Willow Hackett, a true wild child, shows off a nice fall brookie.
I recently discovered some sage advice scribbled on the log wall of a local lean-to. Written in a neat, charcoal script, it read, “Welcome to the Adirondacks: May neither drought nor rain nor blizzard disturb the joy juice in your gizzard! And may you camp where the winds won’t hit ya, and the bears won’t gitcha.”
The muzzleloader season for whitetails will be coming to an end this week, and the regular big game funting season will begin this Saturday, Oct. 26.
Following the warm weather we’ve experienced to date, most hunters would welcome a bit of tracking snow about now.
There’s been no need for longjohns or woolies as it’s still mighty brown in the woods, where the deer blend right in.
By the look of things, there may be some interesting times ahead for the next generation of hunting enthusiasts.
Recently, I was reviewing comments posted on a popular hunting website, and I was disappointed to see the NYSDEC was again getting bashed for the decision to host another youth deer weekend across the state.
The annual youth hunting weekend was scheduled for the long Columbus Day Holiday last week. By all reports, it was a major success.
According to the Youth Hunt regulations, 14- to 15-year-old junior hunters who are accompanied by a licensed, adult mentor are permitted to harvest one deer with a firearm, with or without antlers.
It’s a real shame that some sportsmen again choose to oppose the opportunity for a Youth Hunt. Their complaints punctuate the greed of certain hunters who simply fail to understand the importance of mentoring the next generation.

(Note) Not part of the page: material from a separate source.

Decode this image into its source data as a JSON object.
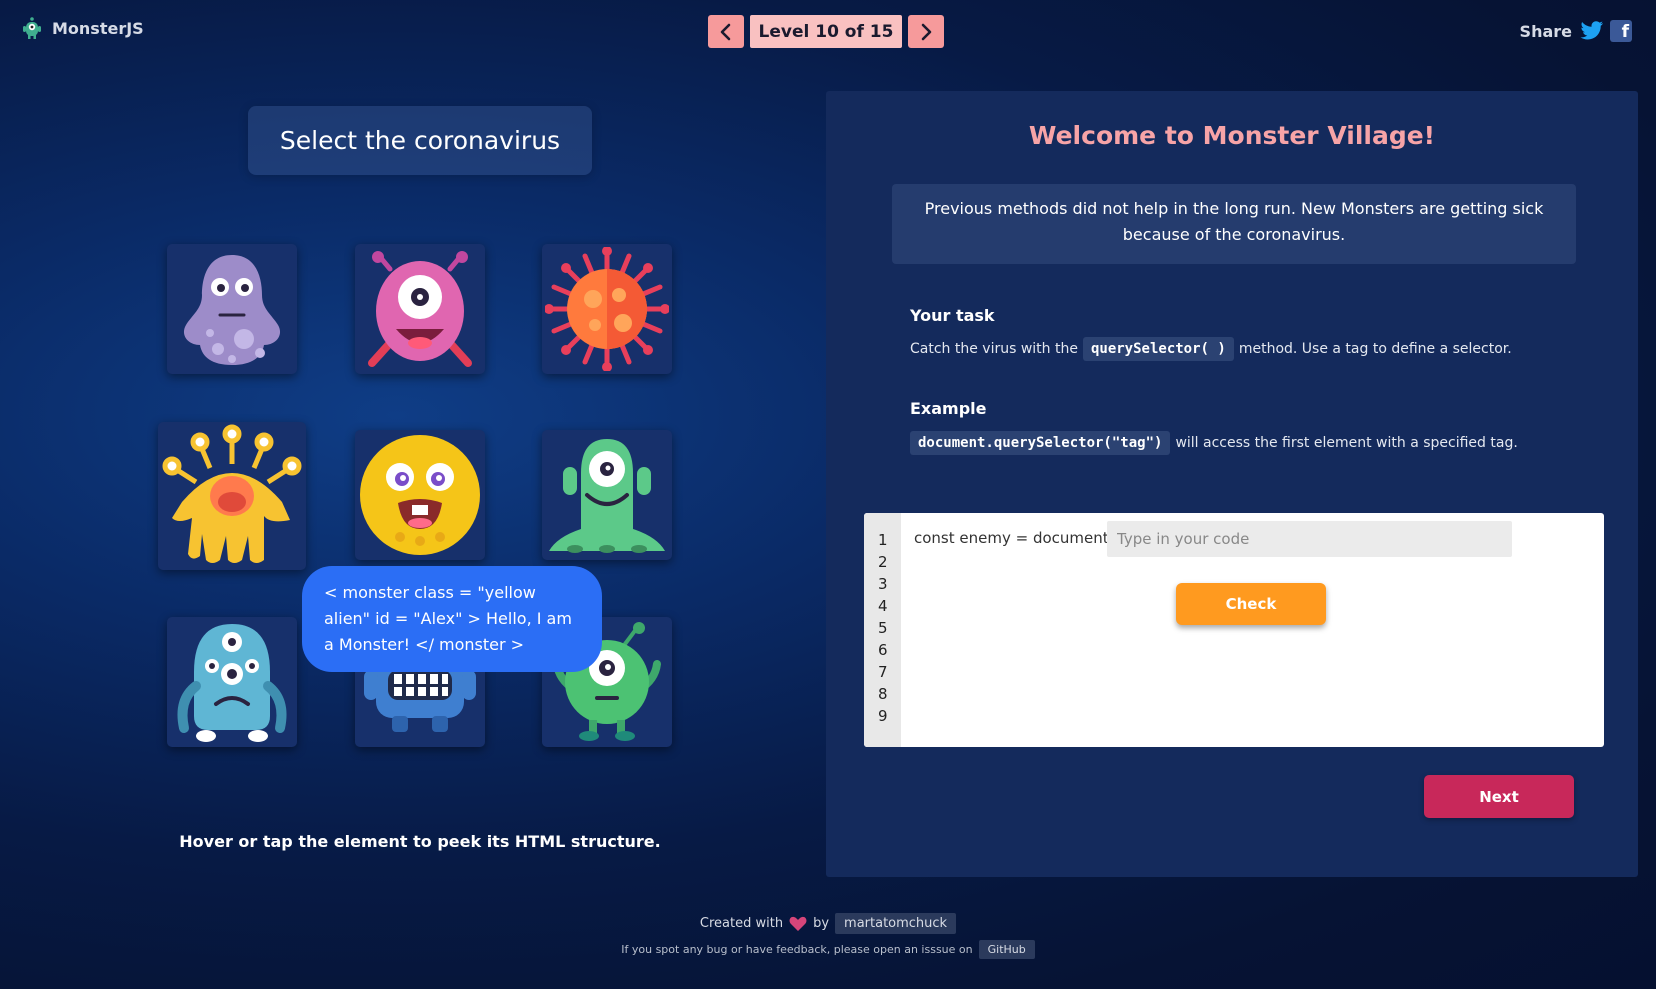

Their efforts in opposition were both selfish and greedy, and their commentary provided a sad note to an otherwise positive effort that is intended to help grow the sport and introduce youth to the outdoors.

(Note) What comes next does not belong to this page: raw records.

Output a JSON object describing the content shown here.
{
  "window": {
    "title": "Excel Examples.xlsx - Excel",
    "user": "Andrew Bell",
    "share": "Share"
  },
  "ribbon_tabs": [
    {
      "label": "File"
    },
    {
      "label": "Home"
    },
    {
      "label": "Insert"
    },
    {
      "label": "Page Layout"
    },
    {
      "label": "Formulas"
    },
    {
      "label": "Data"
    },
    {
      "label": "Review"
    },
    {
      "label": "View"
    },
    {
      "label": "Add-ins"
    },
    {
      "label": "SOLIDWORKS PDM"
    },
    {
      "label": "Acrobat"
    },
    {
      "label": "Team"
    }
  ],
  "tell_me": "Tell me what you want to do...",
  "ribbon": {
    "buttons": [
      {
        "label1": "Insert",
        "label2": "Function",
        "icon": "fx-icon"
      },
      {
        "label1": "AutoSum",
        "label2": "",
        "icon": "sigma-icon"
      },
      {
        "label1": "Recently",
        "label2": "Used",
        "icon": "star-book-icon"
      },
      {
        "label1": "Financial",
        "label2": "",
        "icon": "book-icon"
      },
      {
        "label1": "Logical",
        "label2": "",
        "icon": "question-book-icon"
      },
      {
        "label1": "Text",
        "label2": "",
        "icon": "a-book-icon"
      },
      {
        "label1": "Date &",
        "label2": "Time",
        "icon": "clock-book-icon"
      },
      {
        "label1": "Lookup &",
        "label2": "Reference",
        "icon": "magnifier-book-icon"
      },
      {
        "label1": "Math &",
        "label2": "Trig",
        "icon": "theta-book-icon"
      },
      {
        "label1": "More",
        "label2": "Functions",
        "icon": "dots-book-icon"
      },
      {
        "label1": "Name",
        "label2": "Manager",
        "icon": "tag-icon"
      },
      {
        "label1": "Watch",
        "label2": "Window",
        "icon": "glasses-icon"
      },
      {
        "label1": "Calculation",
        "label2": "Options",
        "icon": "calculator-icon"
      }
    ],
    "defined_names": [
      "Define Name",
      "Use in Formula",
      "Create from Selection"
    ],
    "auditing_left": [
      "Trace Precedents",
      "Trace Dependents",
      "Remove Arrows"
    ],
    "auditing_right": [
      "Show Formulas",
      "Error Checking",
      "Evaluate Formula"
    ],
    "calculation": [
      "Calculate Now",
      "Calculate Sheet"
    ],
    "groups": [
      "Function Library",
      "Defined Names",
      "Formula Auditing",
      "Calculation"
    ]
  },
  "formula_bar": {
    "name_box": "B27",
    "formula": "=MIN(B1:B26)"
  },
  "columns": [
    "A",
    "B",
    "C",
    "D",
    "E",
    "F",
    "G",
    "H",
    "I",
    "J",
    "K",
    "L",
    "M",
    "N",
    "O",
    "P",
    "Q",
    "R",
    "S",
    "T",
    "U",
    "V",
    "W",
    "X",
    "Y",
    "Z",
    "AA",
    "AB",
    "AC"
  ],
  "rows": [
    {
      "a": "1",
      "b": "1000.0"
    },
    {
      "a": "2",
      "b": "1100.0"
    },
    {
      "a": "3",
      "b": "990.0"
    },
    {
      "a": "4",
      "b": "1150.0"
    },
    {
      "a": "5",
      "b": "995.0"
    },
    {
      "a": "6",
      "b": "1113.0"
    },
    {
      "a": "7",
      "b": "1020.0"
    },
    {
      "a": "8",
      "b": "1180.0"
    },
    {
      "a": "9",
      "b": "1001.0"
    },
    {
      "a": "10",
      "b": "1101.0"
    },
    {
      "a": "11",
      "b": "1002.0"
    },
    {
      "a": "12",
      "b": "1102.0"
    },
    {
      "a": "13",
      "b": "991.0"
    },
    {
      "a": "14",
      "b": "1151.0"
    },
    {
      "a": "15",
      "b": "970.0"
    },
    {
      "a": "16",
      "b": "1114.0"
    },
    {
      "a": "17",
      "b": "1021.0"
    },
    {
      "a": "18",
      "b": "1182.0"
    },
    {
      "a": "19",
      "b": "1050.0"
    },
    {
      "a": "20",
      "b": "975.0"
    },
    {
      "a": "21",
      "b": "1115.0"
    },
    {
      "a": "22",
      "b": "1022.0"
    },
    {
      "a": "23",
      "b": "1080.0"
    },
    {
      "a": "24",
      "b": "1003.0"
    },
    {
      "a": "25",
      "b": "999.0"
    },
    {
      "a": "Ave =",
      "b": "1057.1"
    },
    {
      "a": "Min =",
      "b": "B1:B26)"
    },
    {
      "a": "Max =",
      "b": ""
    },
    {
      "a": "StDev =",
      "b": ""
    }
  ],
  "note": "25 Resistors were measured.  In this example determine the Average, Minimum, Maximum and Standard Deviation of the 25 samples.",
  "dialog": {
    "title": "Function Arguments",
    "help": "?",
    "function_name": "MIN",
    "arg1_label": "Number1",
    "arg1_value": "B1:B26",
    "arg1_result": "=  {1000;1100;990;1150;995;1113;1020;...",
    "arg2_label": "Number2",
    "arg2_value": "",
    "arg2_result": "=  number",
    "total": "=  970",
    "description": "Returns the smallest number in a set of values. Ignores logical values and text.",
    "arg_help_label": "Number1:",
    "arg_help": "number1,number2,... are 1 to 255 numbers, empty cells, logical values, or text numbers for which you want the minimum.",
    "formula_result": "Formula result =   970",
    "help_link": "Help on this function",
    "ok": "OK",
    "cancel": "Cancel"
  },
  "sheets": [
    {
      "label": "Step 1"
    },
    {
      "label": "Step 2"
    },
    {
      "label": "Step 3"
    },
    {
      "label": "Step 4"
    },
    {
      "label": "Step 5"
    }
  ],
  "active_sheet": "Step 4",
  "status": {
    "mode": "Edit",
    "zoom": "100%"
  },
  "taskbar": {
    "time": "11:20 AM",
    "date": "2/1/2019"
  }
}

In this day and age, hunters simply can’t afford to be so parochial. There is too much territory available to the public for anyone to be so territorial. Whitetail deer are abundant all across the state, especially in the Southern Tier.
There’s no need for the greed.
Last year, when the DEC first introduced the special Youth Deer Hunt weekend, it was considered a great marketing effort. In a business sense, DEC was building a new base of customers, and in the process, the department was protecting our natural resources in the best possible way.
Although statistics indicate it may be a bit late to begin initiating 14- or 15-year-olds to a new sport, it is better late then never. But it isn’t just a sport; it’s a life skill.
Numerous studies have revealed the ideal time to introduce youth to such lifelong recreational pursuits as skiing, fishing or hunting is somewhere between 4th and 5th grade, or ages 10 to 12.
Life skills educators recognize the propensity for pursuing life skills development begins to drop off significantly during their teenage years, when kids usually have other pursuits in mind. Been there, done that.
In many western states, including Colorado and Montana, all of the local ski resorts provide free skiing for every 4th grader in the state. The purpose is to get the kids hooked on skiing early. Research indicates that if they don’t learn to ski by the 4th grade, chances are they’ll never become lifelong skiers. Research indicates the same strategy is even more vital when it comes to growing anglers, hunters, paddlers, bikers, hikers, etc., where mentorship is often the key.
Unlike team sports, which require officials, a playing field and a large number of participants, life skills are activities that can be pursued individually or with friends, in the local area, at little cost, for life. No time clocks, no refs, no uniforms and no whistles; just good clean fun.
The lack of a formal introduction, and/or an accomplished mentor to provide one, is likely one of the main reasons for the declining interest in many outdoor pursuits.
It is usually much easier, and often more comfortable for kids to just play inside with video games or surf the web.
This is the indoor generation, tethered by an electric cord to run their electronic devices.
It takes quite a bit more effort to get them to go outside to hunt, ski, fish, paddle, hike or bike. It also helps if they have a mentor to help with these activities, initially.
Fortunately, the DEC has come to realize the need to increase the pool of the next generation of outdoor travelers, or they may soon be out of business.
Any hunter who would oppose such efforts has likely spent too much time swimming in the shallow end of the gene pool.
It is a simple thread to follow. If our youth do not know how to effectively utilize their local natural resources, there will be no connection. Without a positive connection, there will be no perceived value, and thus no need for protection.
A resource, whether it’s natural or man-made, is only of value to those who use it, or admire it, or see a need to preserve it. Certainly there is an ecological, and an aesthetic value to the land, but there is also a utilitarian value.
If the trout were not valued, there would be no need to stock them. The local lakes and ponds could easily revert to fisheries with bass, sunnies, perch or similar species.
If trails were not cut, where would people go to hike or ski?
And what would become of the tourist sportsmen and women who regularly travel north to fish, swim or ski. And what of the hotels that lodge them, or the restaurants where they chose to dine?
And what would the Adirondacks look like without whitetail deer, a speckled trout or the lone paddler enjoying an even lonelier pond?
A lot like suburbia I reckon, except with more pines, less noise, plenty of blackflies, and far fewer neighbors!